Best Foreign Film Recap, Part One

This is the time of year when all the foreign films submitted for an Oscar nomination last year slowly trickle into theaters around the country, giving us between-the-coasts critics a chance to see if the foreign branch did their job correctly. This year, they failed in one instance (glaringly so, IMHO). I have not seen Estonia's nominee, "Tangerines," and I missed the one-week window to see Russia's "Leviathan," but of the three other nominees I did see, only one was undeserving: Mauritania's "Timbuktu" (directed by a Malian--I don't know how they skirted the academy's strict rules on that one).

It is not surprising it made the cut, given its topicality: the story of a jihadist take-over of the Malian town of Timbuktu and its effect on the everyday lives of its citizens (based on actual events). The film is heavy with symbolism, bloated with metaphor (the first scene is a tip-off), and weighed-down by what I can only call a Western style of filmmaking (artfully-composed but artificial scenes, travel channel panoramas, an intrusive musical score that cues the audience on how it should feel during every scene).

I suspect the director, Abderrahmane Sissako (from Mali!), did not learn his craft indigenously. There is an artificiality to the scenes in the town itself--I never got the sense that any of the residents actually lived there, but were props placed into a staged and scrubbed environment. I'm not suggesting it was too clean to be Africa -- it simply wasn't lived-in. That, with the confusing storylines and two ludicrous set-pieces (see next paragraph), diminished the truly potent scenes in the film: a brutal whipping and stoning straight out of the Dark Ages, and a tense, insightful back-and-forth in an interrogation room between the protagonist Kidane (played by a fine, natural actor), his jihadi jailer, and their interpreter.

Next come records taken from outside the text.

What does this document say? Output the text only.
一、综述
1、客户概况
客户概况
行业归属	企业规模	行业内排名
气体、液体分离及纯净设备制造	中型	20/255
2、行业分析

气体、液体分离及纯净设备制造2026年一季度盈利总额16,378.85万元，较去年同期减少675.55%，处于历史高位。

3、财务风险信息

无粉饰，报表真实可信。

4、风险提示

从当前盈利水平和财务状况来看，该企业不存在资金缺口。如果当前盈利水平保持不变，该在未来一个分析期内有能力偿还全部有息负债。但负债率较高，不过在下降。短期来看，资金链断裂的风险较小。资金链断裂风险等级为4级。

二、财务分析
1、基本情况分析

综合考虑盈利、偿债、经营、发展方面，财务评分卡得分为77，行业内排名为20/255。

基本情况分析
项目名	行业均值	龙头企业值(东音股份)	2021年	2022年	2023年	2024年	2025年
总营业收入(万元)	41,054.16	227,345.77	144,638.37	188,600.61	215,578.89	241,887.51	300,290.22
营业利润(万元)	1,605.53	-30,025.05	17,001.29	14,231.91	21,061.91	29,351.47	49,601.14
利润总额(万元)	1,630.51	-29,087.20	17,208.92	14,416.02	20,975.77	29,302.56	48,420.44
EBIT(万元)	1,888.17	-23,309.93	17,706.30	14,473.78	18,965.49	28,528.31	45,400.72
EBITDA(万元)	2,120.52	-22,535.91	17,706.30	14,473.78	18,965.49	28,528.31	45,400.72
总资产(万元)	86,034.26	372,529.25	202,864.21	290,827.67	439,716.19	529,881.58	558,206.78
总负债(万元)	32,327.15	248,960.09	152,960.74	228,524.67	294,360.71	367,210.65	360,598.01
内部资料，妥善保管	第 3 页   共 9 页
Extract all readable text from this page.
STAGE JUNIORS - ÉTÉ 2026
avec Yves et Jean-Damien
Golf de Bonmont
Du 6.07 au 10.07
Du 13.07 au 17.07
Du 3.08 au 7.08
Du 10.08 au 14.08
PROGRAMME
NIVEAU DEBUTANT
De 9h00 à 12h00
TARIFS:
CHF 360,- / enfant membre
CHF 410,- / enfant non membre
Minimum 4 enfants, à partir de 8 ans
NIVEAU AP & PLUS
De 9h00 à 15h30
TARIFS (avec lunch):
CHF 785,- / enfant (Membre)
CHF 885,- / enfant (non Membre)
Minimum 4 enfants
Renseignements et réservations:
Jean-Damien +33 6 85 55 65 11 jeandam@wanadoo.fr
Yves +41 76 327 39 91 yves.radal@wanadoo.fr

But I have to mention the two scenes that sent me over the edge: 1) kids playing soccer with an imaginary soccer ball (because the jihadists outlawed sports) -- the only thing missing was a flashing subtitle that read "STATEMENT"; and 2) one of the jihadi officals, in a private moment, doing an interpretive dance in front of a crazy Haitian woman's house. Please! (and while I am ranting, what was a Haitian woman doing in the middle of Africa, anyway?). One of many confounding details in this confounding film.